Les passed on younger than one might hope for, and Kurt’s wife coped with the loss of her brother by wishing to somehow find out the long-unanswerable details: years earlier, in his moment of great need, who had come to his rescue?  Someone had, hadn’t they? Les thought so, but he was pretty hazy about it all and exactly what had happened to him the day he’d been in a terrible car accident.  Les had testified at the trial of the other driver that, Your Honor, my brain’s not too clear yet from it all and I don’t rightly remember…

It had been years ago.  And now he was gone.   Which court was the trial even held in?  She sent out letters, but there seemed no way to know what she wished for.

My in-laws came out here visiting around that time, and when Kurt’s wife found out they were from the DC area, she mentioned her brother’s name. Why, yes, of course we knew Les! Then she mentioned how very much she wished she knew more about what had happened that day.

There had been a stake leadership meeting that day. A stake is a collection of wards.  My father-in-law had been at that meeting.

One man had come in very late, in very intense emotion, needing to tell what he’d just seen and what he’d just done.  On his way to the meeting, someone had run a red light and had hit the car in front of him so hard that the other driver was ejected from his VW Bug and he was lying in the street, fading in and out as this man had pulled over and run to him.  He thought he might recognize the man as a fellow Mormon, although they weren’t in the same ward and he wasn’t sure.

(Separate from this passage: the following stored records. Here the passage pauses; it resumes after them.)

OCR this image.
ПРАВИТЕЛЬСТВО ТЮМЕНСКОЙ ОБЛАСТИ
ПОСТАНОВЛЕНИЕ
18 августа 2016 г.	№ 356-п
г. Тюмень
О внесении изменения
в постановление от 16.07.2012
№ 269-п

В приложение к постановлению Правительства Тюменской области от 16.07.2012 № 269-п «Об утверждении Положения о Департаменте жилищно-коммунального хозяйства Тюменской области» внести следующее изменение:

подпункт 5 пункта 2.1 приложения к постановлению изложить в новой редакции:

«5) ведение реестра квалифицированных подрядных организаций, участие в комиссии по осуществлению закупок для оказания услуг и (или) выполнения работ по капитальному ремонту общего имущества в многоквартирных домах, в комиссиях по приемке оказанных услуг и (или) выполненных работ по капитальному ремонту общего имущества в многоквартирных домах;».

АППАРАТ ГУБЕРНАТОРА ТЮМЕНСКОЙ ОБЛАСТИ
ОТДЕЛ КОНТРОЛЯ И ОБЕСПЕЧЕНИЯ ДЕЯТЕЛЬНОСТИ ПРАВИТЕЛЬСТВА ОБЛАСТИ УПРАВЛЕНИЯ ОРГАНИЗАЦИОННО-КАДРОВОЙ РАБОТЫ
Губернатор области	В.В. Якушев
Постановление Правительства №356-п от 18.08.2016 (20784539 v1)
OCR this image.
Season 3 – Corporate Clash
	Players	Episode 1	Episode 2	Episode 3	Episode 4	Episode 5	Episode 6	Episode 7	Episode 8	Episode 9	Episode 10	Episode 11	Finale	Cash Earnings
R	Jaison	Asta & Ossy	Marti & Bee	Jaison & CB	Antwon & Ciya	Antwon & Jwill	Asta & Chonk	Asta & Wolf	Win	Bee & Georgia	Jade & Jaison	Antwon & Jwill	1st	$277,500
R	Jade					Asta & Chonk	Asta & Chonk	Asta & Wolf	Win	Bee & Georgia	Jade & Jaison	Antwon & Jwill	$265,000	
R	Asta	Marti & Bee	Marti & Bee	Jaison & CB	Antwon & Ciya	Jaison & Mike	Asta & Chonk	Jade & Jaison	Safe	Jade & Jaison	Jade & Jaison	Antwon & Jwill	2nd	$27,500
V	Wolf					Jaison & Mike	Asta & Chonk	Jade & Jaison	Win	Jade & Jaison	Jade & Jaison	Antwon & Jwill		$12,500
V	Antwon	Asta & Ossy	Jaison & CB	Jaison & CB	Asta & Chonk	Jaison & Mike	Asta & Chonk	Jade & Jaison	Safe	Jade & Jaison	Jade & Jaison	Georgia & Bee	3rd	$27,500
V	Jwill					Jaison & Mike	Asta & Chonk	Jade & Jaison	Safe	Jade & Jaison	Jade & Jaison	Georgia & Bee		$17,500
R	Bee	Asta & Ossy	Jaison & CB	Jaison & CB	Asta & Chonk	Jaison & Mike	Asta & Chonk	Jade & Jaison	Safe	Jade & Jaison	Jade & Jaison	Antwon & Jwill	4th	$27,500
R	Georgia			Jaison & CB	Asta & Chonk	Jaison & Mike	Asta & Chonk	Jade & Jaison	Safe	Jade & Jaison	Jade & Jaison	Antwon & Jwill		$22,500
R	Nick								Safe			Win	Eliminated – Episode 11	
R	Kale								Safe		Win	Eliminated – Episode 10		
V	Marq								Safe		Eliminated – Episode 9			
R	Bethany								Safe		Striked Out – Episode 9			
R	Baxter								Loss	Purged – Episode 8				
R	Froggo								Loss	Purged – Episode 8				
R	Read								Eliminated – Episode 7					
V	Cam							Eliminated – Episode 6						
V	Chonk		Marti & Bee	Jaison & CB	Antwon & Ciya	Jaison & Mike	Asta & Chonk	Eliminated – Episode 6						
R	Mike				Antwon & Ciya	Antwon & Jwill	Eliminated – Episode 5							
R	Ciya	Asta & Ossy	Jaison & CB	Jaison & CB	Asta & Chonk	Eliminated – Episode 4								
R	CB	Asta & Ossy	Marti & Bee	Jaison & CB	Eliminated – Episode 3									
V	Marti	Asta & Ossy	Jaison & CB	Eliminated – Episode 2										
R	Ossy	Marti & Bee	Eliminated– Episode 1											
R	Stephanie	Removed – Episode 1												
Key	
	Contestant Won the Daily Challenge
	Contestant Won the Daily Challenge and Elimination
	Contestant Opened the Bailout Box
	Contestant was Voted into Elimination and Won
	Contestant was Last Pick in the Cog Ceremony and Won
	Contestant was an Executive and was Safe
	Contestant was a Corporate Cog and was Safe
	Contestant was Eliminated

He asked him if he wanted a blessing, got the faint answer yes, administered to him, attended to him, and waited with him for the ambulance to arrive.

And then he went on to that meeting, hoping terribly hard that Les would be okay.

And so Les had pulled through.  One can only imagine how much it had strengthened him not to be alone there as he lay so badly injured in the street.

Les’s sister had wanted so dearly to know: who had helped him? Who had been his Good Samaritan? There had been someone, hadn’t there?  And what exactly had happened?

There was only one person alive by then who could possibly have answered her questions and to reassure her that someone had indeed been present for her brother in his hour of great need.